I subsequently found a trove of breathless newspaper articles, in publications both respectable and less so, detailing the nationwide spate of hyena-tail robberies, conducted with the help of unethical sangomas, who were spending their days grinding the dried snout and tail of ill-fated hyenas into fine powders.

SOUTH AFRICAN HOUSE RAIDERS TURN TO WITCHCRAFT,
announced the British
Telegraph
.

THIS MAN BLOWS HYENA SMOKE UNDER YOUR DOOR—THEN HE ROBS YOU!
exclaimed the
Daily Sun
, which included a color photo of a disheveled man squatting by the door of a shack, exhaling through a small tube that he had wedged into a crack. Across the country, it was reported, people were wandering around their homes, minding their business, when they were knocked out cold, along with their guard dogs, only to awaken with pounding headaches to find their TVs and CD players, their couches and stoves, their shoes and designer jeans gone. The thieves even ate leftover food.

For his part, Easy claimed that his muthi-rich armband had shielded him during his fighting days, and it was true that he had lived through a perilous time and emerged alive.

“If it protects you, why don’t you still wear it?” I asked.

“Now I’m old,” he said, shrugging. “If someone really want to kill me, they can kill me.” Plus, he had permanent medicine flowing in his veins, as did Aphiwe: as babies, their scalps had been lightly cut, and muthi poured in and sealed inside as the cuts healed into scars.

The other memento Easy gave me was a small photograph, yellow from the years, water-stained, lightly spotted with mold, and torn in the right corner.
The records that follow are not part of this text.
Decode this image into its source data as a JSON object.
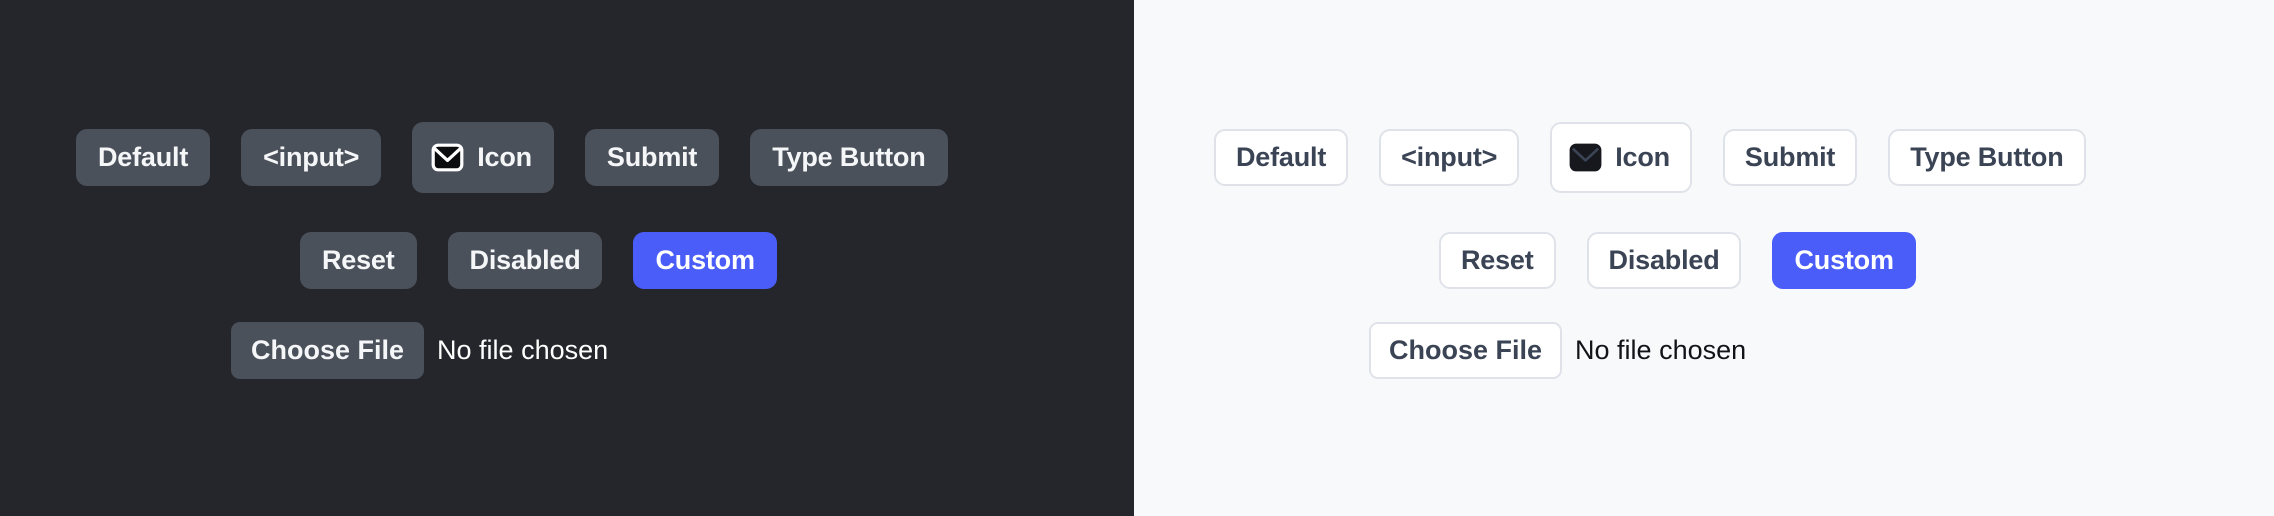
{
  "meta": {
    "description": "Side-by-side comparison of HTML button variants rendered in dark theme and light theme"
  },
  "colors": {
    "dark_background": "#24262b",
    "light_background": "#f8f9fb",
    "dark_button_fill": "#4b515b",
    "dark_button_text": "#f4f6f8",
    "light_button_fill": "#ffffff",
    "light_button_border": "#dfe3e9",
    "light_button_text": "#3a4454",
    "accent": "#4a5df9",
    "accent_text": "#ffffff"
  },
  "panels": [
    {
      "theme": "dark",
      "rows": [
        {
          "name": "primary-button-row",
          "buttons": [
            {
              "label": "Default",
              "variant": "default",
              "icon": null
            },
            {
              "label": "<input>",
              "variant": "default",
              "icon": null
            },
            {
              "label": "Icon",
              "variant": "icon",
              "icon": "envelope-icon"
            },
            {
              "label": "Submit",
              "variant": "default",
              "icon": null
            },
            {
              "label": "Type Button",
              "variant": "default",
              "icon": null
            }
          ]
        },
        {
          "name": "secondary-button-row",
          "buttons": [
            {
              "label": "Reset",
              "variant": "default",
              "icon": null
            },
            {
              "label": "Disabled",
              "variant": "default",
              "icon": null
            },
            {
              "label": "Custom",
              "variant": "accent",
              "icon": null
            }
          ]
        },
        {
          "name": "file-input-row",
          "file_input": {
            "button_label": "Choose File",
            "status_text": "No file chosen"
          }
        }
      ]
    },
    {
      "theme": "light",
      "rows": [
        {
          "name": "primary-button-row",
          "buttons": [
            {
              "label": "Default",
              "variant": "default",
              "icon": null
            },
            {
              "label": "<input>",
              "variant": "default",
              "icon": null
            },
            {
              "label": "Icon",
              "variant": "icon",
              "icon": "envelope-icon"
            },
            {
              "label": "Submit",
              "variant": "default",
              "icon": null
            },
            {
              "label": "Type Button",
              "variant": "default",
              "icon": null
            }
          ]
        },
        {
          "name": "secondary-button-row",
          "buttons": [
            {
              "label": "Reset",
              "variant": "default",
              "icon": null
            },
            {
              "label": "Disabled",
              "variant": "default",
              "icon": null
            },
            {
              "label": "Custom",
              "variant": "accent",
              "icon": null
            }
          ]
        },
        {
          "name": "file-input-row",
          "file_input": {
            "button_label": "Choose File",
            "status_text": "No file chosen"
          }
        }
      ]
    }
  ]
}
I examined it. It was a photograph of three Nofemela boys perched expectantly on a parquet floor. One boy, his face partially obscured by damage to the print, wore a tiny tan suit and leather sandals. He looked about six years old. In the middle, a toddler stood atop a stool, wearing a white collared shirt and slacks. He stared out, mouth slightly open, friendly and engaged. The third boy wore an oversized beige suit and matching sneakers. He was perhaps five.

“Who am I?” Easy asked.

I pulled the photo close to my nose, squinted, and then pointed at the youngest.
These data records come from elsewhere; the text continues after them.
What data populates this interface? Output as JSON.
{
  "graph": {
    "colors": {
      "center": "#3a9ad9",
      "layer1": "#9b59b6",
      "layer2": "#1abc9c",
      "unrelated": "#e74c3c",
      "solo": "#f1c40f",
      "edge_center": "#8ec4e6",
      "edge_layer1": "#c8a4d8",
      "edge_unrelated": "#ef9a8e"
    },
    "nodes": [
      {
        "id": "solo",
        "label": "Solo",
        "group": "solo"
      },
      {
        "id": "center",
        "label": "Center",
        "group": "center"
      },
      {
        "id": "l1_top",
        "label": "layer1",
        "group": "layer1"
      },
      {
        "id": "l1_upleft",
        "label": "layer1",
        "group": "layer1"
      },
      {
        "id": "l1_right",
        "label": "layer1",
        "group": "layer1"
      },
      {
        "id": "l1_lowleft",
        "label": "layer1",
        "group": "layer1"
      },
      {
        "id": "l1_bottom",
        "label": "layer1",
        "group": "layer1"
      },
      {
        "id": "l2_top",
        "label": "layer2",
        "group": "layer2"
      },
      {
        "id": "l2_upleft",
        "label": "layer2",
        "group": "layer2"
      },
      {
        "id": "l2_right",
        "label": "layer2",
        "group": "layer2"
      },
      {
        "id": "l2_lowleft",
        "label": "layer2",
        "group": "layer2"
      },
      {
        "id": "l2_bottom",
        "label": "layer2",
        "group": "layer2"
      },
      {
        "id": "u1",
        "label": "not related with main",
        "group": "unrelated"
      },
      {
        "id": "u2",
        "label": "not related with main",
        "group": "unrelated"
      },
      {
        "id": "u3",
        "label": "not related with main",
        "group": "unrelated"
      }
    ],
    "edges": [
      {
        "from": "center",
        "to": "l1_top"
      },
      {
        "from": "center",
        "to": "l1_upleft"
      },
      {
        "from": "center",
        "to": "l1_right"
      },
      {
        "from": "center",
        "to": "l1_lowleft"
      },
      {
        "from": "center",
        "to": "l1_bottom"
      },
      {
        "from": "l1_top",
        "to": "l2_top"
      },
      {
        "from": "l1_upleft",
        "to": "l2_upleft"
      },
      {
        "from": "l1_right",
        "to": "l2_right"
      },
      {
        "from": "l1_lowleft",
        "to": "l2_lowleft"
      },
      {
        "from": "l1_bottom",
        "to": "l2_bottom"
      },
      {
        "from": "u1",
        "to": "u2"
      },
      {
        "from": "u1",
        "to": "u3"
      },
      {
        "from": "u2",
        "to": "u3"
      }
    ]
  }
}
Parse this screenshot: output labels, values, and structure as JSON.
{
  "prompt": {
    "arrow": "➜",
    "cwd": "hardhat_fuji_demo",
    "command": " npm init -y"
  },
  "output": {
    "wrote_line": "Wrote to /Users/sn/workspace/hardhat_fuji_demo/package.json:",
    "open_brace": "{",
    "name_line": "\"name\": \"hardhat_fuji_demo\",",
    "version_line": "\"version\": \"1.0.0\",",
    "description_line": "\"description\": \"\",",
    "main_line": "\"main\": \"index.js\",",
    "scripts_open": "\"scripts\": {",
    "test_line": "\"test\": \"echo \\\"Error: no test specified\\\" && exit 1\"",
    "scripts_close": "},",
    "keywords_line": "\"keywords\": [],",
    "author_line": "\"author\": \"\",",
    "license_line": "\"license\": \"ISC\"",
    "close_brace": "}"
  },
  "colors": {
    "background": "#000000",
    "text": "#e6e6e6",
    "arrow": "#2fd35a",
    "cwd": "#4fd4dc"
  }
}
“No,” Easy said, delighted. “Is me here.” He placed his finger on the child in the beige suit.

“So who is the one I thought was you?”

“Is Monks,” he said. “My brother who is paralyze.”

“But you look different now.” In the photograph, the boys had carbon-copy features, identically arranged, separated only by time.

“But when we are little, like twin.”

I brought the photo home and pinned it to my bulletin board. Three brothers, dressed for a formal occasion, a single snapshot. I still don’t know why Easy gave me that particular photograph. Maybe it was just a coincidence or maybe there was something else guiding him, some unconscious or shrouded desire to communicate an unspoken story to me. Maybe he knew precisely what he was doing. You never could tell with that guy.

Easy was only one of the many players in this long drama. He had been on one side, the militant black kid from the township accused of a heinous crime. But there was an opposing team made up of people who had put him away. The member of that team who worked the lead in the Biehl murder investigation was the hulking detective sergeant Ilmar Pikker. In a snapshot from his 1980s squad days, Pikker stands before an intricate map pinned to a board. He wears an expression of fatigue and menace, his brown eyes slightly hooded. This, combined with his mane of uncombed ginger hair sloping into a fluffy ginger beard, gives him the look of a large lounging lion. He stands with his arms outstretched, displaying an ANC flag, the symbol of the group that Pikker and his security force colleagues aimed to destroy.

Since the old days, Pikker had fallen off the grid. He was not in the phone book, and he didn’t pitch up on any Google searches. As new bureaucrats of color took up state positions and old white bureaucrats took retirement, bureaucratic threads frayed. I needed to find Pikker, but months of calls, searches, and inquiries had drawn up blanks.